The primary focus of Eugene Thacker’s article “What is Bio-media” is that biological computation would not be possible without the influence of the computer, this means that there are similarities present in “between genetic ‘codes’ and computer ‘codes’” or “biological and digital domains.” The “goal” of bio-media is not simply the use of computer technology between genetic and computer “codes” can facilitate a qualitatively differ notion of biological. The authors of the article “BioMedia for Entertainment” experimented with plant life to somewhat simulate the human body.
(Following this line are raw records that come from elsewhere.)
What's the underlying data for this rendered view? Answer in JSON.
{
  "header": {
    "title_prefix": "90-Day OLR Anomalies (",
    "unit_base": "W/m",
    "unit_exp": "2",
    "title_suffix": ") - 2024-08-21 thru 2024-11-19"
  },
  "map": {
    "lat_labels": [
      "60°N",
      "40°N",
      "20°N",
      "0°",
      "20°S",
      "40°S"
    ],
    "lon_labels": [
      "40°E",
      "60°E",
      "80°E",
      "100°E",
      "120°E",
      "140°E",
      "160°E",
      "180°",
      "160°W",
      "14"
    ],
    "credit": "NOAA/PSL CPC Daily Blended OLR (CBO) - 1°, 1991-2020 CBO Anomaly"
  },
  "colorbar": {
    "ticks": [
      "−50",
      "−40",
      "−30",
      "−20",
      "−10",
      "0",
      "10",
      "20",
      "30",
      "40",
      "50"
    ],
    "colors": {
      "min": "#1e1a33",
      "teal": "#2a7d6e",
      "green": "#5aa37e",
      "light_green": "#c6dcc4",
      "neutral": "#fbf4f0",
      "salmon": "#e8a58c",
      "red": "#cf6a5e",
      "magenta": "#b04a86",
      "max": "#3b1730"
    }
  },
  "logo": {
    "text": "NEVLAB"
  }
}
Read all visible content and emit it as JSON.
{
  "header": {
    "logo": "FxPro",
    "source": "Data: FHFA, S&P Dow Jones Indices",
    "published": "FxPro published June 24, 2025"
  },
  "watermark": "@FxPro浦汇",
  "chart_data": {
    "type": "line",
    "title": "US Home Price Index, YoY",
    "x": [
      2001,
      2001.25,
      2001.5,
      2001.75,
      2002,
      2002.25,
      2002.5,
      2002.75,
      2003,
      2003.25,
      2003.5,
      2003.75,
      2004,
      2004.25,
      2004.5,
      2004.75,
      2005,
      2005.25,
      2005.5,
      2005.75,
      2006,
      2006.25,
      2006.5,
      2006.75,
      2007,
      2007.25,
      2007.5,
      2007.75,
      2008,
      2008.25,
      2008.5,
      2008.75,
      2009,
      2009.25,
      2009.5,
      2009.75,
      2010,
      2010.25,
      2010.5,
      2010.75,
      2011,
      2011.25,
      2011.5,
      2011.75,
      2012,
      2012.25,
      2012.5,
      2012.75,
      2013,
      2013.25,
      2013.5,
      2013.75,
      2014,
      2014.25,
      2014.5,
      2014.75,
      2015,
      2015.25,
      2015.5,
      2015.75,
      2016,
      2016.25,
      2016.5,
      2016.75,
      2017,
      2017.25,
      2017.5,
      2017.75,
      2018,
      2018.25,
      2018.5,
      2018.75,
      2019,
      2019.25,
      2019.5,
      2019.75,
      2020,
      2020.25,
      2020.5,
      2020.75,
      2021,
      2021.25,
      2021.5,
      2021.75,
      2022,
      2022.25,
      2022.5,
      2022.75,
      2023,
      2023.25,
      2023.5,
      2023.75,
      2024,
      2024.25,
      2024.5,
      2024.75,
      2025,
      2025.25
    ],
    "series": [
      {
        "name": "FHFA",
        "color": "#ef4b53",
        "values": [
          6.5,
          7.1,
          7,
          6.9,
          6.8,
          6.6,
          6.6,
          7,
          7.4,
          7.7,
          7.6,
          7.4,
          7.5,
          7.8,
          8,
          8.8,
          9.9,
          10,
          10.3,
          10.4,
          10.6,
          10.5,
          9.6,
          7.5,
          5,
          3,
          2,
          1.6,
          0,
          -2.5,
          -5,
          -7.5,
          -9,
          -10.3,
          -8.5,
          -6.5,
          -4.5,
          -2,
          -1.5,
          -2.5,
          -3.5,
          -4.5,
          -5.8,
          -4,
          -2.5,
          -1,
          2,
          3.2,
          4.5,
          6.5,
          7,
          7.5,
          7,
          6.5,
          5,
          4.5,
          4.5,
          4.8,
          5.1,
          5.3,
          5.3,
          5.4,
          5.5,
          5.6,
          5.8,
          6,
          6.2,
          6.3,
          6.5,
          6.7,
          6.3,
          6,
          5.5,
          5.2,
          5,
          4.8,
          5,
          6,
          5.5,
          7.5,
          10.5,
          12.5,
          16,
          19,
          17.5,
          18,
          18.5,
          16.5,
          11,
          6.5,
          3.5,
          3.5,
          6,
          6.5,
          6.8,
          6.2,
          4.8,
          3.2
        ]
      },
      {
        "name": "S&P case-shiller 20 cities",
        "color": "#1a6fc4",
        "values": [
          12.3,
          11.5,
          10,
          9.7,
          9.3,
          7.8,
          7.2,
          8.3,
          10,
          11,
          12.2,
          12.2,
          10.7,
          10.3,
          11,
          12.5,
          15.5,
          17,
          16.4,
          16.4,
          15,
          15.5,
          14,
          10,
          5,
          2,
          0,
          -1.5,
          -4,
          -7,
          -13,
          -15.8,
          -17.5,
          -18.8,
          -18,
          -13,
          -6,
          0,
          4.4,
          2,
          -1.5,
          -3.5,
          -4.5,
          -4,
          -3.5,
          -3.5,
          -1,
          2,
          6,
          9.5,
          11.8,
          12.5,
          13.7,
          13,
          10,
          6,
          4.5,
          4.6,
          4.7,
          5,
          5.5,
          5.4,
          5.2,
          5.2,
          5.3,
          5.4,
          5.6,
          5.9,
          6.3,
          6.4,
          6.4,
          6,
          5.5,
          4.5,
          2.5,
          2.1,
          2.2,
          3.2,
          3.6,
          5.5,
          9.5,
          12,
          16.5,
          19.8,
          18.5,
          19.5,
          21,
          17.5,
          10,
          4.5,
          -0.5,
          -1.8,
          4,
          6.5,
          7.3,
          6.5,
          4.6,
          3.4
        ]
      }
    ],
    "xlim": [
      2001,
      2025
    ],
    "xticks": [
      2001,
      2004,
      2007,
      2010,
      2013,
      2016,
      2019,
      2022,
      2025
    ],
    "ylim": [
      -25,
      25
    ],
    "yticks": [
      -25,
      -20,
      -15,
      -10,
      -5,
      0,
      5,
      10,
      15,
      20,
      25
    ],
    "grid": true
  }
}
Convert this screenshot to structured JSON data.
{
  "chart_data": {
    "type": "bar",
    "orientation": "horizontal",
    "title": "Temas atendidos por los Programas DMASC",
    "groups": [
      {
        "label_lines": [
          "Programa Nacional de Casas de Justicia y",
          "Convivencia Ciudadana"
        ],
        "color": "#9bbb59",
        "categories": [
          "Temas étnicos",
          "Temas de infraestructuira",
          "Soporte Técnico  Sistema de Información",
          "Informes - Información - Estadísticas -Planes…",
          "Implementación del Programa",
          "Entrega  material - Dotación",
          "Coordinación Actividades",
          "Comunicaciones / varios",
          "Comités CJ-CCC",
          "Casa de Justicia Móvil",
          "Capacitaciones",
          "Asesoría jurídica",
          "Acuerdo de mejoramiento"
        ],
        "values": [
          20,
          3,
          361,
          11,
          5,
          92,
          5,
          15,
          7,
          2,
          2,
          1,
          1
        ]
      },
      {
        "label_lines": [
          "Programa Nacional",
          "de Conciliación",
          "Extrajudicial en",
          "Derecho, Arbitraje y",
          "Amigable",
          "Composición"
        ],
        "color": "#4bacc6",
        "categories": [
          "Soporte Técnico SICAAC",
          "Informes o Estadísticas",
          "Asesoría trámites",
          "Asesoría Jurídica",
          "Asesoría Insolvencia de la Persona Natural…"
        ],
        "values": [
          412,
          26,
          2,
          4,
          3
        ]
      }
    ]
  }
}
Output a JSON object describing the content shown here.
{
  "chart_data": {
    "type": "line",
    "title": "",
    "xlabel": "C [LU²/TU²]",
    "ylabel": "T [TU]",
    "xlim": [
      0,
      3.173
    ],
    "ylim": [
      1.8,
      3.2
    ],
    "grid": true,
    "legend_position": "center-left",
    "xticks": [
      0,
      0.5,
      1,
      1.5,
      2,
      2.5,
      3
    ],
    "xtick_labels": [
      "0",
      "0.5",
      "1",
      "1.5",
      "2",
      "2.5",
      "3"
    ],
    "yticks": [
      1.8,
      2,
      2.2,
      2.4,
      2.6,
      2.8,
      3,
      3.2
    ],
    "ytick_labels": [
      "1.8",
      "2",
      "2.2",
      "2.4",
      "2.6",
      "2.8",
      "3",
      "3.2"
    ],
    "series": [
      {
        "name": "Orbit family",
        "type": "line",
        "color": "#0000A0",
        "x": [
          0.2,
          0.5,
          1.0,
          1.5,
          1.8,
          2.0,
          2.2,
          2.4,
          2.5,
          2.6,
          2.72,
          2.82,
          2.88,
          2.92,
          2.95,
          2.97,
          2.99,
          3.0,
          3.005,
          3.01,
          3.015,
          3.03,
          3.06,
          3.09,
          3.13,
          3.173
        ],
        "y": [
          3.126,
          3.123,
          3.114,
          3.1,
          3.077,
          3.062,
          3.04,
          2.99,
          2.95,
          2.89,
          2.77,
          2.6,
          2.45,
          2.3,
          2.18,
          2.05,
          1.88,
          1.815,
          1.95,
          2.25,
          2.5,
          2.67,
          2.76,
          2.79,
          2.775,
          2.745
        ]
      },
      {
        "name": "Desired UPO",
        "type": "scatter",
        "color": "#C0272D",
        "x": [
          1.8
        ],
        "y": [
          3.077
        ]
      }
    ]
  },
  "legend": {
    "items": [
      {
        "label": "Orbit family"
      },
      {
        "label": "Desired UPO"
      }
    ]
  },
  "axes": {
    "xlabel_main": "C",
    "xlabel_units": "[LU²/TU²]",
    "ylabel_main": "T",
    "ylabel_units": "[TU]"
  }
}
The plants were put through a series of experiments to demonstrate how different environmental stimuli could affect the plant’s health, which in term demonstrated how the stimuli would affect the human body. In one case, they placed plants in a room; in this room there were sometimes smokers and sometimes not. When the smokers were in the room, the plants were greatly affected negatively, and when the smokers were gone the plants were fine. Prior to reading the Thacker article, I didn’t necessarily divide bio-media into aspects of “computation” and “biology”, though this is also not how the author defined bio-media. While I understood that media technology is heavily involved in bio-media, I was unaware of the terms “wet lab” and “dry lab”, where dry lab refers to experiments done primarily through the computer and Web. I did, however, enjoy the concepts behind the plant experiments discussed in “BioMedia for Entertainment”. Using plants as a way to demonstrate how certain things can affect the human body seems safer and more productive than using actual human bodies.